Maybe you can find a rubber tomahawk or a Route 66 coffee cup in the stores of Santa Fe. I don't know. I never visited any.
With great confidence, however, I will declare that you can't get any tourist kitsch in Santa Fe for anything shy of an Andy Jackson. That would be a $20 U.S. bill.
"I almost bought a scarf,w" my girlfriend confided when we regrouped. "It was eye-catching, very beautiful."
A frequent visitor to New Mexico over the decades when she was married to an artist in Colorado, she had long before come to appreciate the depth of Santa Fe as a haven for designers and artists. For art, she said, it is quite possibly the most interesting place in North America.
Taos, located about 90 minutes to the north of Santa Fe, draws renegade authors: D.H. Lawrence (Lady Chatterly's Lover) from the Victorian era and John Nichols (Milagro Beanfield War) of the late '60s drop-outs. The visual artists seek to capture the landscapes in this "land of enchantment," as New Mexico calls itself.
Santa Fe goes deeper and wider. The people who have gathered there try to look at the world in new ways. It has the kind of things you just won't find anywhere else.
"Why didn't you buy the scarf?" I asked.
"Would you believe $615 for a scarf?" she explained. "And then I found a sweater-type jacket that was very attractive and well designed, with a turquoise cast to it. It cost $1,045. But the highest price thing we found was a coat that seemed to be made out of patchwork of rags. Would you believe $3,750?"
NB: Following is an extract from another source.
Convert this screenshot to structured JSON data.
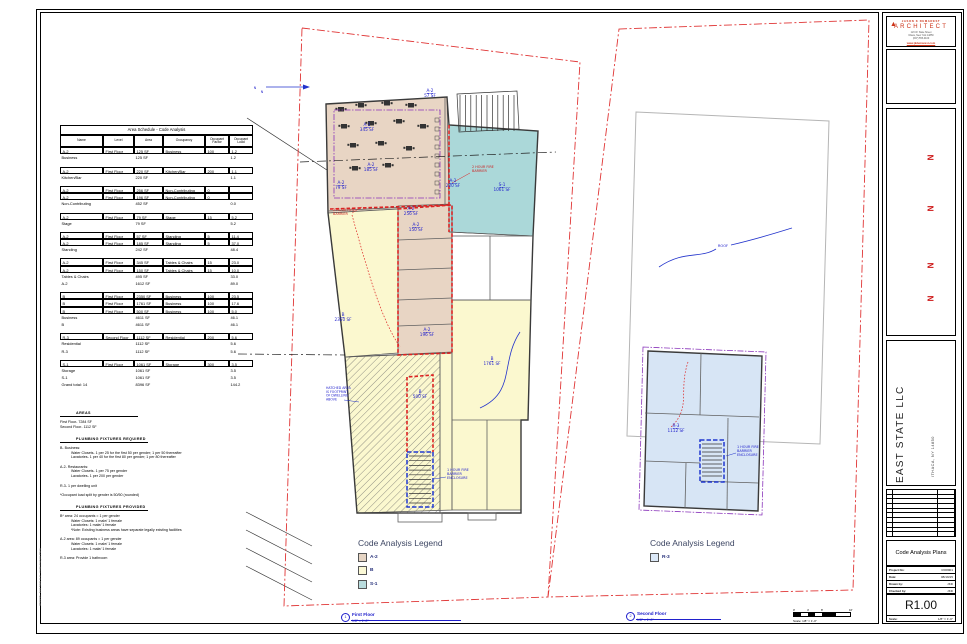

You can, however, get interesting earrings for just $10 from the Native American pedlars who spread their blankets in front of the Palace of Governors. It is said to be the longest, continuously occupied structure in North America, going back to 1610-1618. That's when the Spanish conquistadors and priests arrived from Mexico to establish a colonial outpost for what is now the American Southwest.
The Spanish who created place names must have been paid by the word. How else do you figure the full, original name: La Villa Real de la Santa Fe de San Francisco de Asís (the Royal Town of the Holy Faith of Saint Francis of Assisi).
The Palace of Governors today is a museum, one of many in Santa Fe devoted to art and history. The history is one of conquest: The Spanish arrived in the early 1600s to subdue the Pueblo Indians. But Mexico broke away from Spain in 1821. Then, in 1847, the United States invaded, fuelled by the ambition of empire that stretched from sea to shining sea.
You can see evidence of all these waves of conquest, starting with the plaza. It accords with the directive of a Spanish king in the 1500s about how towns should be organized.
But those who were conquered left their mark, too. Just off the plaza is the giant Cathedral Basilica of St. Franciso of Assisi. My girlfriend, again my guide, assured me it's not the same sort of Catholic cathedral you would find in New York or Seattle. The Spanish, as they moved northward, incorporated beliefs and symbols of the indigenous peoples, she explained.
The church, unlike most every other building in Santa Fe, has curves. The city's architecture is of adobe, flat roofs and right angles. Even such franchise mainstays as Wendy's and electronics stores kowtow to the regional architectural style.
Santa Fe isn't your traditional mountain town, but it has a ski area 25 kilometres away, in the Sangre de Cristo Range. Somewhat surprisingly, it's the highest state or provincial capital in North America with one notable exception. Mexico City is at 2,250 metres, higher than the 2,100 metres of Santa Fe.
But here's another comparison: Santa Fe, Aspen and Jackson Hole. If they have different price points, I would argue these are the three most interesting towns in the Rocky Mountains. They're all invigorated by ideas, and that, even more important than their surroundings, is what makes them interesting.
My advice on Santa Fe is to go — but don't expect to get by on the cheap.